À tous les stades, la lutte contre la douleur est au premier plan. «Il y a eu d’immenses progrès dans la prise de conscience de la douleur et dans les moyens médicaux d’y faire face. Pour la plupart des patients en situation avancée, on arrive maintenant à trouver un traitement efficace contre la douleur, même s’il faut parfois tâtonner, estime le Dr Copel. Recours plus large aux morphiniques, nouvelles formes galéniques plus simples, à effet plus rapide, pompes à morphine…» «Avec aussi les perfusions continues d’analgésiques, les techniques interventionnelles pour anesthésier une région ou réduire la douleur des métastases osseuses, etc., nous contrôlons beaucoup mieux la douleur», précise le Dr Scotté.
L’enjeu de l’égalité d’accès
Progrès aussi dans la lutte contre les nausées, la perte d’appétit, les troubles digestifs ou respiratoires, l’anémie, la fatigue, les effets secondaires des traitements. Quant aux répercussions psychologiques, pour le Dr Sarah Dauchy, psychiatre (IGR, Villejuif), «les symptômes et le retentissement fonctionnel de la maladie ont souvent plus d’impact psychologique que son stade évolutif. Notre rôle est de favoriser cet ajustement psychologique du patient face à cette réalité écrasante, à ce désordre émotionnel, à ces nouvelles priorités et parfois à ces renoncements auxquels il se trouve confronté».
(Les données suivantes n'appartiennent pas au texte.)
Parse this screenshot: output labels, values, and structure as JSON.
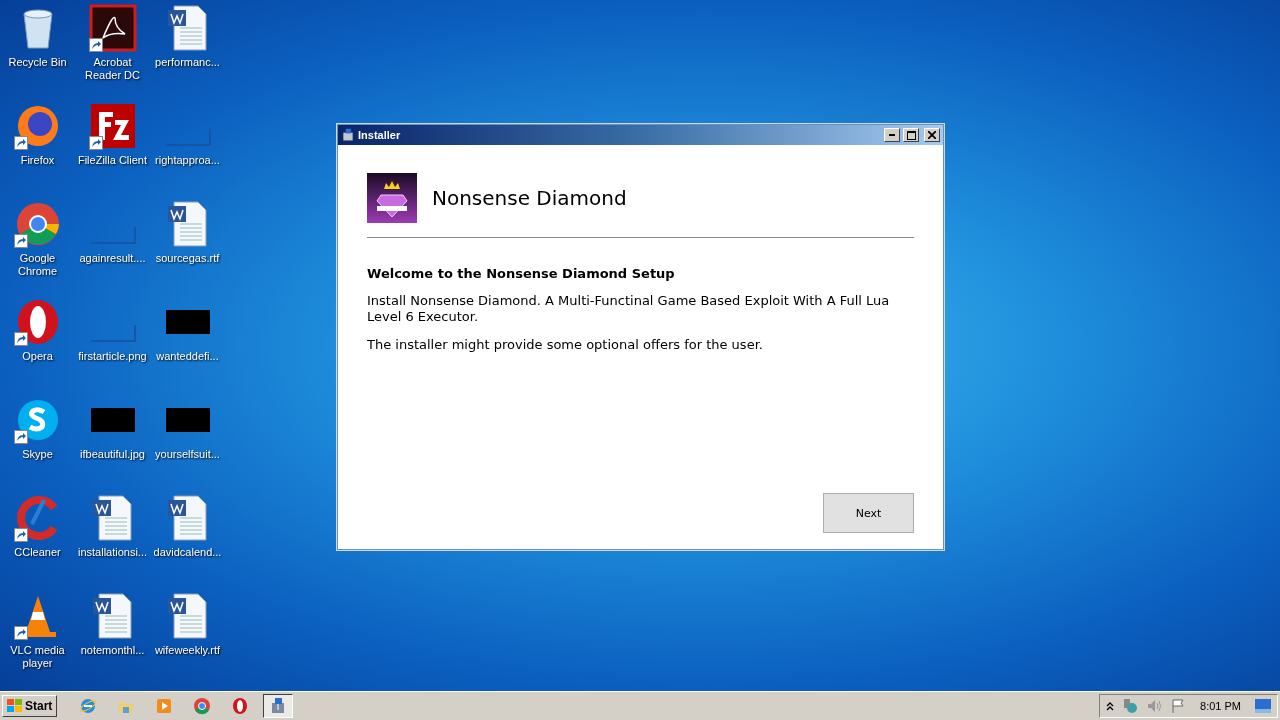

L’enjeu de ces soins est important: une étude en 2010 a montré qu’à traitement égal, dans le cancer du poumon métastasé, les malades bénéficiant de soins de support précoces souffraient moins, avaient une meilleure qualité de vie et gagnaient trois mois de survie. Les progrès, réels, restent toutefois encore trop confinés aux unités spécialisées. Faute de places suffisantes dans celles-ci et d’une diffusion accrue aux autres structures, l’égalité d’accès à ces soins reste à conquérir.